Chart of the Day: Fed Fighting Persistent Inflation
After being late to acknowledge labor market imbalances, Fed may be slow to pivot
The growth in total compensation costs cooled in the second half of 2022, but still finished the year above 5%. While this may provide some passing comfort, it may not be the enduring evidence of moderating inflation that the market hopes the Fed will find.
Why it matters: This compensation data (and the employment cost index from which it is derived) seems to be everyone's favorite economic indicator. Too bad it wasn't more on the radar in 2018-2019. Back then the labor market was already tight (with more job openings than unemployed persons) and total compensation costs were rising at their fastest pace in a decade. In fact, the post-COVID acceleration higher was a continuation of a pattern of higher lows and higher highs.

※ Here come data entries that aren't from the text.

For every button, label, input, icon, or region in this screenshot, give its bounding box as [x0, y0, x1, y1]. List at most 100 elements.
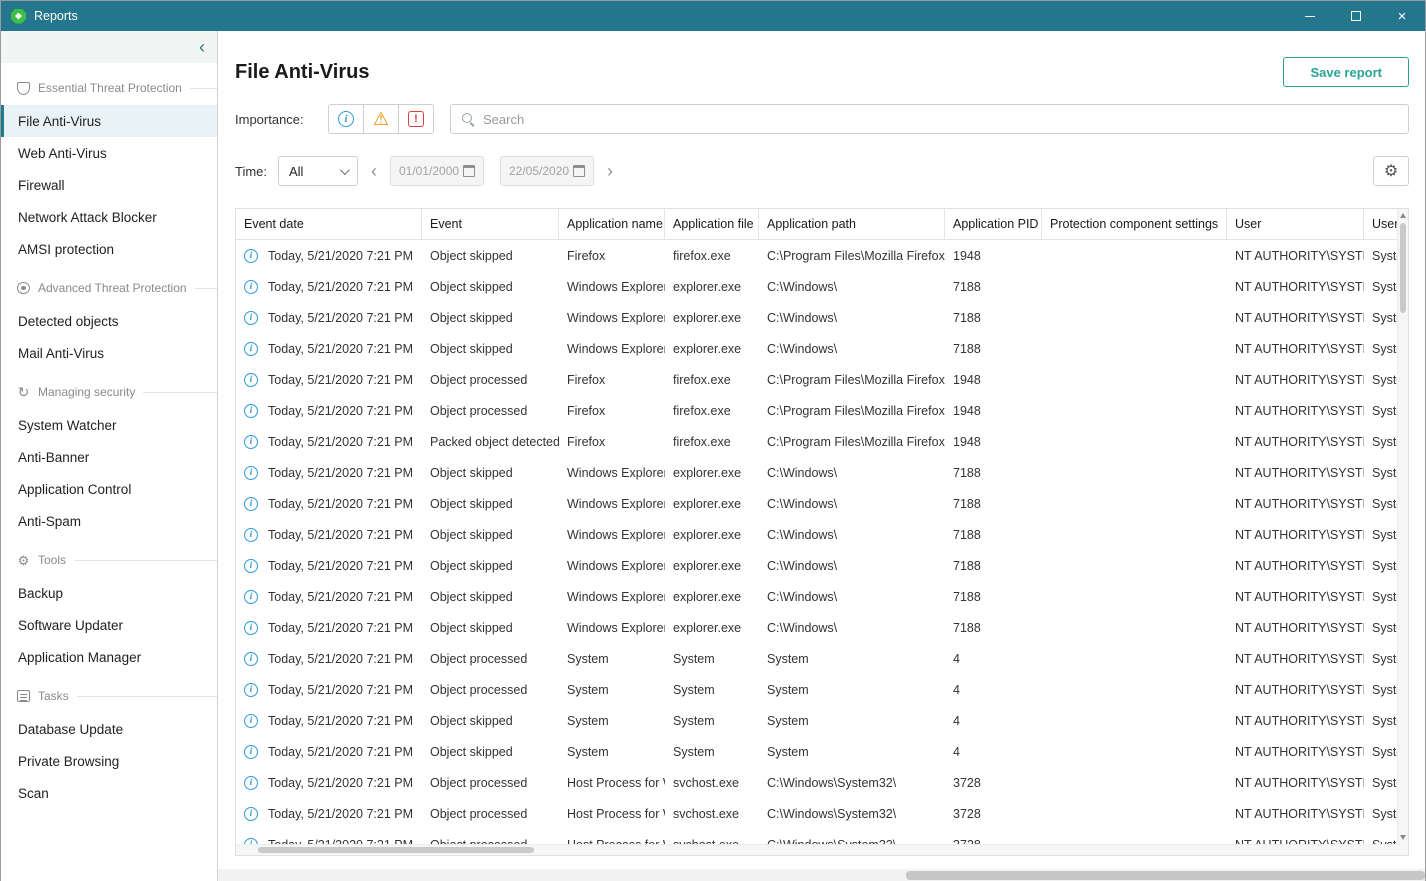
- cell-application-name: Windows Explorer: [559, 311, 665, 325]
- sidebar-item-web-anti-virus[interactable]: Web Anti-Virus: [1, 137, 217, 169]
- table-row[interactable]: iToday, 5/21/2020 7:21 PMPacked object d…: [236, 426, 1397, 457]
- close-button[interactable]: ×: [1379, 1, 1425, 31]
- column-header-user[interactable]: User: [1227, 209, 1364, 239]
- cell-application-pid: 4: [945, 745, 1042, 759]
- sidebar-item-anti-spam[interactable]: Anti-Spam: [1, 505, 217, 537]
- table-row[interactable]: iToday, 5/21/2020 7:21 PMObject processe…: [236, 674, 1397, 705]
- sidebar-item-private-browsing[interactable]: Private Browsing: [1, 745, 217, 777]
- table-row[interactable]: iToday, 5/21/2020 7:21 PMObject processe…: [236, 395, 1397, 426]
- sidebar-item-software-updater[interactable]: Software Updater: [1, 609, 217, 641]
- vertical-scrollbar-thumb[interactable]: [1400, 223, 1406, 313]
- column-header-user-type[interactable]: User type: [1364, 209, 1397, 239]
- sidebar-item-system-watcher[interactable]: System Watcher: [1, 409, 217, 441]
- sidebar-item-anti-banner[interactable]: Anti-Banner: [1, 441, 217, 473]
- time-range-value: All: [289, 164, 303, 179]
- search-input[interactable]: [483, 112, 1398, 127]
- column-header-protection-component-settings[interactable]: Protection component settings: [1042, 209, 1227, 239]
- time-range-select[interactable]: All: [278, 156, 358, 186]
- cell-application-name: System: [559, 683, 665, 697]
- table-horizontal-scrollbar[interactable]: [236, 844, 1397, 855]
- column-header-event-date[interactable]: Event date: [236, 209, 422, 239]
- cell-user-type: System user: [1364, 652, 1397, 666]
- table-row[interactable]: iToday, 5/21/2020 7:21 PMObject processe…: [236, 643, 1397, 674]
- previous-period-button[interactable]: ‹: [371, 162, 377, 180]
- sidebar-item-firewall[interactable]: Firewall: [1, 169, 217, 201]
- column-header-application-file[interactable]: Application file: [665, 209, 759, 239]
- sidebar-item-label: Backup: [18, 586, 63, 601]
- table-row[interactable]: iToday, 5/21/2020 7:21 PMObject skippedS…: [236, 705, 1397, 736]
- cell-user-type: System user: [1364, 621, 1397, 635]
- table-row[interactable]: iToday, 5/21/2020 7:21 PMObject skippedW…: [236, 488, 1397, 519]
- cell-application-file: firefox.exe: [665, 249, 759, 263]
- cell-application-pid: 7188: [945, 311, 1042, 325]
- scroll-up-icon[interactable]: [1400, 213, 1406, 218]
- sidebar-item-network-attack-blocker[interactable]: Network Attack Blocker: [1, 201, 217, 233]
- sidebar-section-label: Tools: [38, 553, 66, 567]
- sidebar-item-backup[interactable]: Backup: [1, 577, 217, 609]
- sidebar-item-file-anti-virus[interactable]: File Anti-Virus: [1, 105, 217, 137]
- cell-application-name: Windows Explorer: [559, 497, 665, 511]
- table-row[interactable]: iToday, 5/21/2020 7:21 PMObject skippedW…: [236, 550, 1397, 581]
- column-header-event[interactable]: Event: [422, 209, 559, 239]
- sidebar-item-detected-objects[interactable]: Detected objects: [1, 305, 217, 337]
- cell-event: Object skipped: [422, 280, 559, 294]
- table-row[interactable]: iToday, 5/21/2020 7:21 PMObject skippedW…: [236, 581, 1397, 612]
- cell-user-type: System user: [1364, 745, 1397, 759]
- event-date-text: Today, 5/21/2020 7:21 PM: [268, 528, 413, 542]
- table-row[interactable]: iToday, 5/21/2020 7:21 PMObject processe…: [236, 767, 1397, 798]
- sidebar-collapse-button[interactable]: ‹: [199, 38, 205, 56]
- table-row[interactable]: iToday, 5/21/2020 7:21 PMObject skippedW…: [236, 333, 1397, 364]
- maximize-button[interactable]: [1333, 1, 1379, 31]
- column-header-application-path[interactable]: Application path: [759, 209, 945, 239]
- cell-application-path: C:\Windows\: [759, 497, 945, 511]
- table-row[interactable]: iToday, 5/21/2020 7:21 PMObject skippedW…: [236, 519, 1397, 550]
- table-row[interactable]: iToday, 5/21/2020 7:21 PMObject processe…: [236, 798, 1397, 829]
- info-icon: i: [244, 373, 258, 387]
- event-date-text: Today, 5/21/2020 7:21 PM: [268, 745, 413, 759]
- sidebar-item-label: System Watcher: [18, 418, 117, 433]
- cell-application-pid: 4: [945, 714, 1042, 728]
- cell-application-path: C:\Windows\: [759, 559, 945, 573]
- table-row[interactable]: iToday, 5/21/2020 7:21 PMObject skippedW…: [236, 457, 1397, 488]
- sidebar-item-mail-anti-virus[interactable]: Mail Anti-Virus: [1, 337, 217, 369]
- cell-application-path: C:\Windows\: [759, 280, 945, 294]
- event-date-text: Today, 5/21/2020 7:21 PM: [268, 714, 413, 728]
- importance-critical-button[interactable]: !: [398, 104, 434, 134]
- window-horizontal-scrollbar[interactable]: [218, 869, 1425, 881]
- table-row[interactable]: iToday, 5/21/2020 7:21 PMObject skippedW…: [236, 612, 1397, 643]
- window-scrollbar-thumb[interactable]: [906, 871, 1425, 880]
- table-body: iToday, 5/21/2020 7:21 PMObject skippedF…: [236, 240, 1397, 846]
- column-header-application-pid[interactable]: Application PID: [945, 209, 1042, 239]
- cell-user-type: System user: [1364, 807, 1397, 821]
- table-vertical-scrollbar[interactable]: [1397, 209, 1408, 844]
- cell-application-path: C:\Windows\: [759, 528, 945, 542]
- importance-warning-button[interactable]: ⚠: [363, 104, 399, 134]
- table-row[interactable]: iToday, 5/21/2020 7:21 PMObject skippedW…: [236, 302, 1397, 333]
- sidebar-item-scan[interactable]: Scan: [1, 777, 217, 809]
- column-header-application-name[interactable]: Application name: [559, 209, 665, 239]
- cell-user-type: System user: [1364, 528, 1397, 542]
- table-row[interactable]: iToday, 5/21/2020 7:21 PMObject skippedW…: [236, 271, 1397, 302]
- info-icon: i: [244, 342, 258, 356]
- scroll-down-icon[interactable]: [1400, 835, 1406, 840]
- save-report-button[interactable]: Save report: [1283, 57, 1409, 87]
- target-icon: [17, 282, 30, 294]
- table-row[interactable]: iToday, 5/21/2020 7:21 PMObject processe…: [236, 364, 1397, 395]
- cell-user-type: System user: [1364, 466, 1397, 480]
- importance-info-button[interactable]: i: [328, 104, 364, 134]
- table-row[interactable]: iToday, 5/21/2020 7:21 PMObject skippedF…: [236, 240, 1397, 271]
- table-settings-button[interactable]: ⚙: [1373, 156, 1409, 186]
- sidebar-item-application-manager[interactable]: Application Manager: [1, 641, 217, 673]
- sidebar-item-application-control[interactable]: Application Control: [1, 473, 217, 505]
- table-row[interactable]: iToday, 5/21/2020 7:21 PMObject skippedS…: [236, 736, 1397, 767]
- next-period-button[interactable]: ›: [607, 162, 613, 180]
- minimize-icon: [1305, 16, 1315, 17]
- cell-application-pid: 7188: [945, 280, 1042, 294]
- cell-user: NT AUTHORITY\SYSTEM: [1227, 776, 1364, 790]
- sidebar-item-amsi-protection[interactable]: AMSI protection: [1, 233, 217, 265]
- cell-user: NT AUTHORITY\SYSTEM: [1227, 745, 1364, 759]
- horizontal-scrollbar-thumb[interactable]: [258, 847, 534, 853]
- sidebar-item-database-update[interactable]: Database Update: [1, 713, 217, 745]
- minimize-button[interactable]: [1287, 1, 1333, 31]
- cell-user: NT AUTHORITY\SYSTEM: [1227, 342, 1364, 356]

Yet the Fed ignored this when it cut rates in 2019. If the Fed hadn't bowed to political pressure back then, maybe we could have avoided some of our current inflation woes.
The Fed can now see the embedded inflationary pressure that it missed pre-COVID. The December Summary Economic Projections showed upward revisions to the inflation outlook for 2023 and 2024 as well as projections for a year-end 2023 Fed Funds Rate above 5%. The market's view has shifted over the past six weeks, I doubt that the Fed has meaningfully changed its expectations.